After doggedly refusing to demit office for more than five months since he was arrested on March 21 in an excise policy scam, Delhi Chief Minister Arvind Kejriwal announced he will soon do exactly that. The announcement came a couple of days after he was released on bail from Tihar jail by the Supreme Court. While the bench relaxed most of the bail conditions, those by a coordinate bench left him hobbled as they had disallowed him from visiting the chief minister’s office and the Delhi secretariat.

His powers to sign files were also severely restricted. The logical next step was to go back to the court to get the constraints removed. For, Hemant Soren was not subjected to such conditions when he got bail from the SC after 149 days in prison in a land scam. Soren had followed constitutional morality by resigning as Jharkhand CM before going to jail, though the statute does not say it in so many words. He took back the position in a blink after walking out of jail.

However, Kejriwal is anything but predictable.

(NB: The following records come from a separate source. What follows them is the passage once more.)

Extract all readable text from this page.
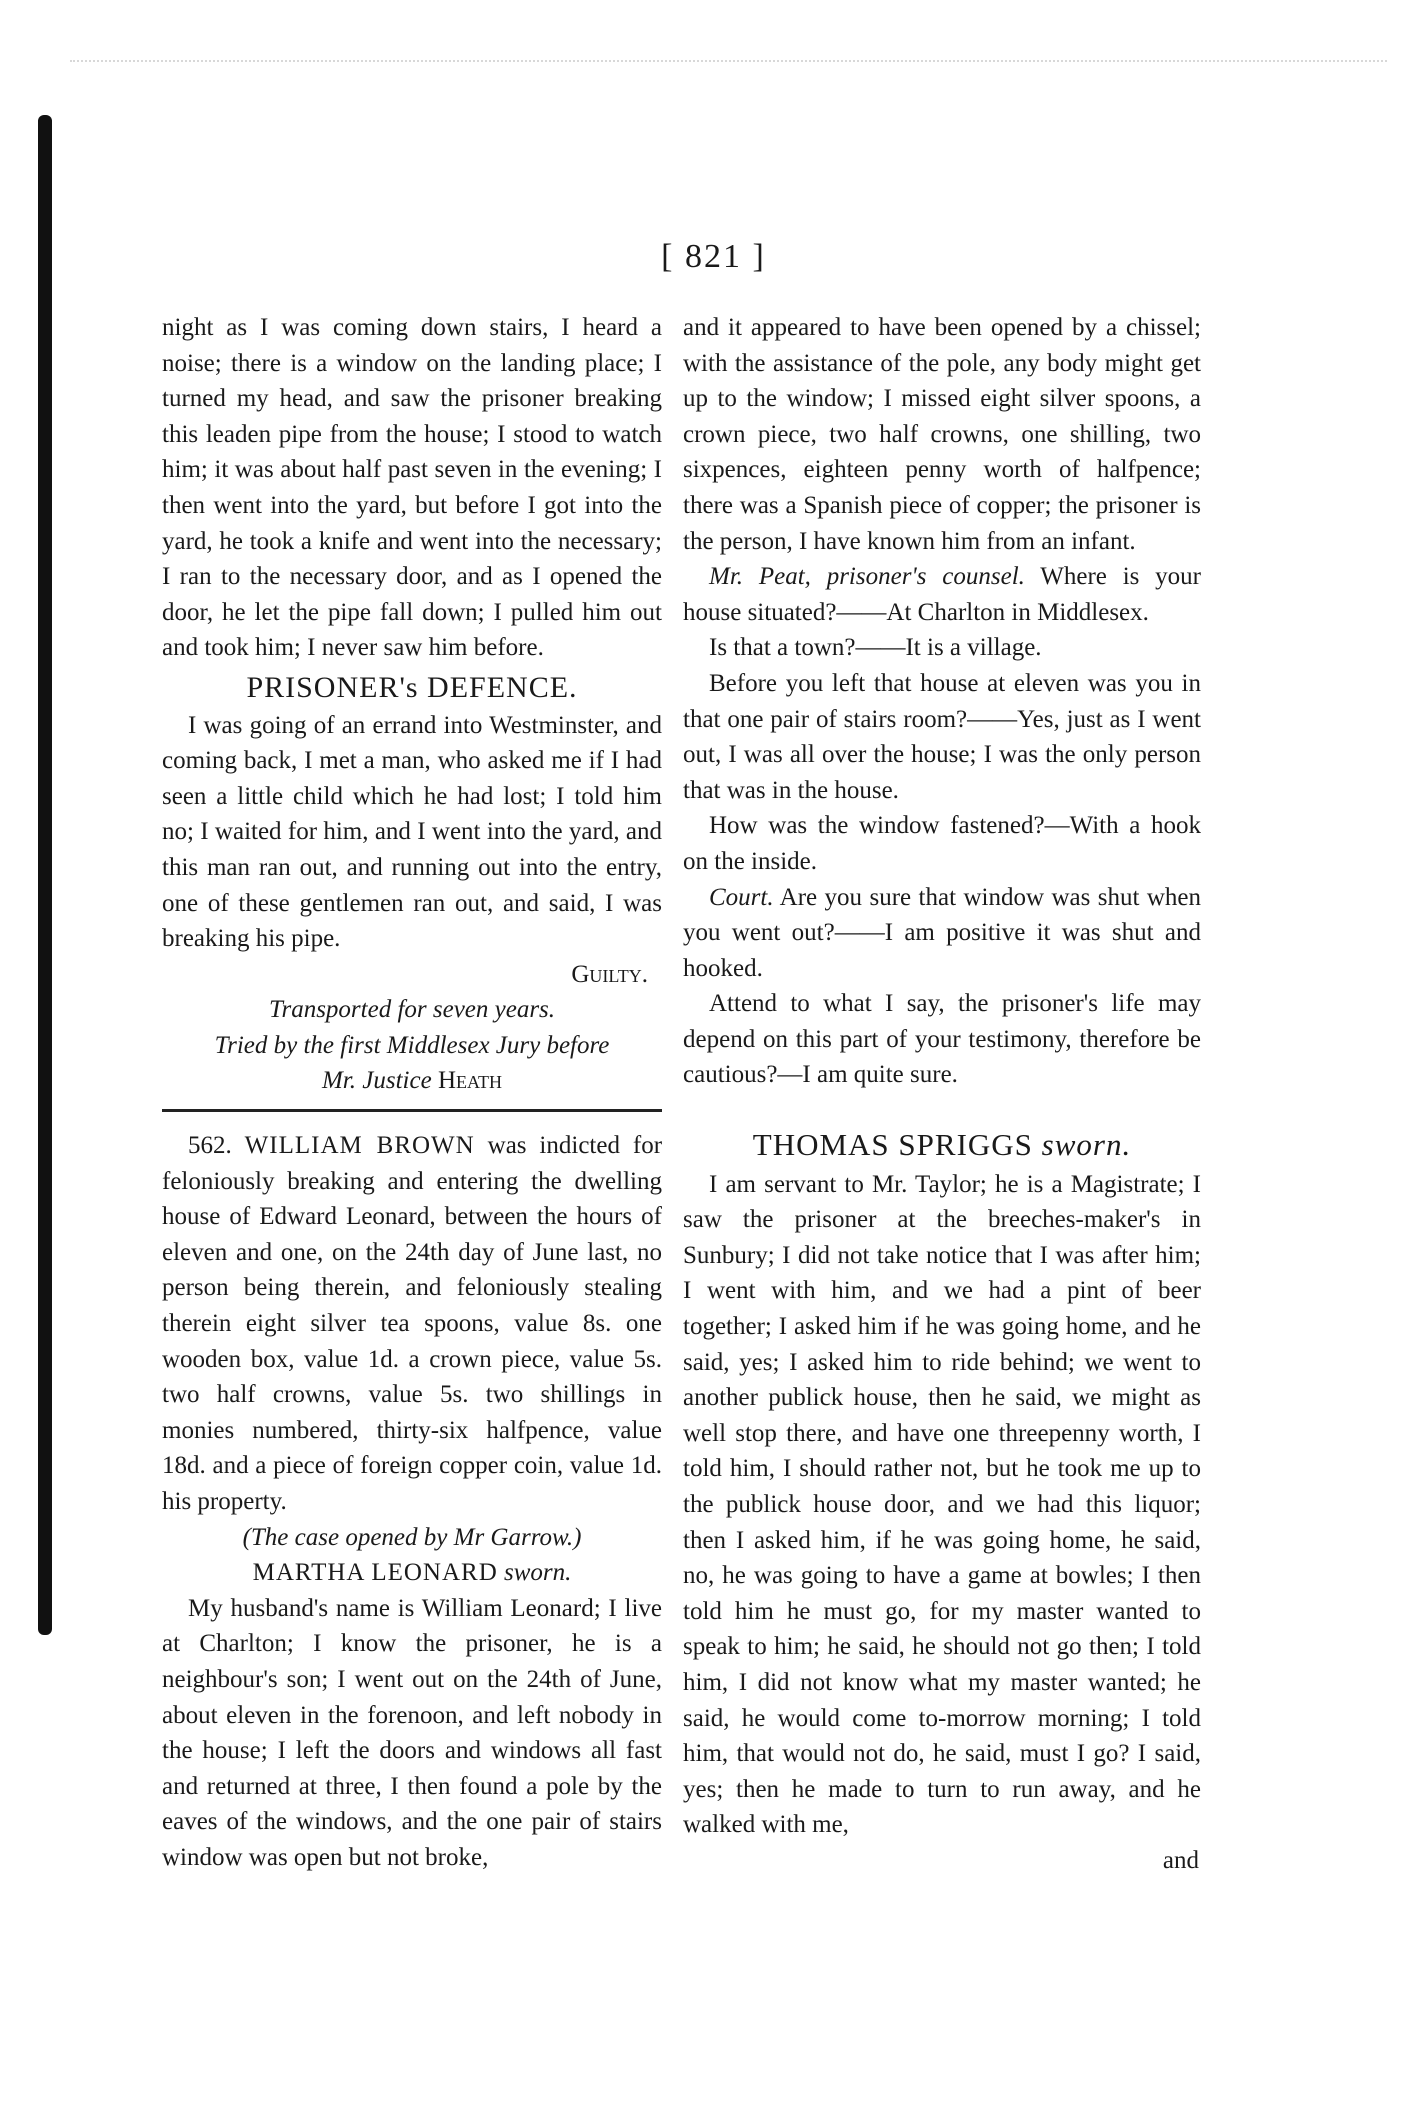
[ 821 ]

night as I was coming down stairs, I heard a noise; there is a window on the landing place; I turned my head, and saw the prisoner breaking this leaden pipe from the house; I stood to watch him; it was about half past seven in the evening; I then went into the yard, but before I got into the yard, he took a knife and went into the necessary; I ran to the necessary door, and as I opened the door, he let the pipe fall down; I pulled him out and took him; I never saw him before.

PRISONER's DEFENCE.

I was going of an errand into Westminster, and coming back, I met a man, who asked me if I had seen a little child which he had lost; I told him no; I waited for him, and I went into the yard, and this man ran out, and running out into the entry, one of these gentlemen ran out, and said, I was breaking his pipe.

Guilty.
Transported for seven years.
Tried by the first Middlesex Jury before
Mr. Justice Heath

562. WILLIAM BROWN was indicted for feloniously breaking and entering the dwelling house of Edward Leonard, between the hours of eleven and one, on the 24th day of June last, no person being therein, and feloniously stealing therein eight silver tea spoons, value 8s. one wooden box, value 1d. a crown piece, value 5s. two half crowns, value 5s. two shillings in monies numbered, thirty-six halfpence, value 18d. and a piece of foreign copper coin, value 1d. his property.

(The case opened by Mr Garrow.)
MARTHA LEONARD sworn.

My husband's name is William Leonard; I live at Charlton; I know the prisoner, he is a neighbour's son; I went out on the 24th of June, about eleven in the forenoon, and left nobody in the house; I left the doors and windows all fast and returned at three, I then found a pole by the eaves of the windows, and the one pair of stairs window was open but not broke,

and it appeared to have been opened by a chissel; with the assistance of the pole, any body might get up to the window; I missed eight silver spoons, a crown piece, two half crowns, one shilling, two sixpences, eighteen penny worth of halfpence; there was a Spanish piece of copper; the prisoner is the person, I have known him from an infant.

Mr. Peat, prisoner's counsel. Where is your house situated?——At Charlton in Middlesex.

Is that a town?——It is a village.

Before you left that house at eleven was you in that one pair of stairs room?——Yes, just as I went out, I was all over the house; I was the only person that was in the house.

How was the window fastened?—With a hook on the inside.

Court. Are you sure that window was shut when you went out?——I am positive it was shut and hooked.

Attend to what I say, the prisoner's life may depend on this part of your testimony, therefore be cautious?—I am quite sure.

THOMAS SPRIGGS sworn.

I am servant to Mr. Taylor; he is a Magistrate; I saw the prisoner at the breeches-maker's in Sunbury; I did not take notice that I was after him; I went with him, and we had a pint of beer together; I asked him if he was going home, and he said, yes; I asked him to ride behind; we went to another publick house, then he said, we might as well stop there, and have one threepenny worth, I told him, I should rather not, but he took me up to the publick house door, and we had this liquor; then I asked him, if he was going home, he said, no, he was going to have a game at bowles; I then told him he must go, for my master wanted to speak to him; he said, he should not go then; I told him, I did not know what my master wanted; he said, he would come to-morrow morning; I told him, that would not do, he said, must I go? I said, yes; then he made to turn to run away, and he walked with me,

and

He sought to conjure a spectacle by claiming he would occupy the CM’s chair only after the people’s court cleared his name by giving him a fresh mandate. For him, electoral victory is the ultimate badge of honesty, not exoneration by the judiciary. By extension then, all elected lawmakers are clean, which is absurd. In the process, he framed the next Delhi elections as a Kejriwal-versus-the-rest contest.

A product of the anti-corruption movement, his conscience curiously was not pricked when the Delhi administration went to seed in the 176 days he was in jail because no policy decisions could be taken in the absence of a functional CM. Apparently, he is trying to retake the Mr Clean label and shake off anti-incumbency, as his government’s popularity is visibly slipping.

Since Kejriwal seems not to trust anybody except his wife Sunita, it would be a big leap of faith if anyone else is chosen as his successor as CM. While the state is due for elections in February, he sought snap polls in November along with Maharashtra. But the poll call can be taken only by the Election Commission after the new CM dissolves the assembly and formally seeks early elections. The next few days could indicate how it would all play out.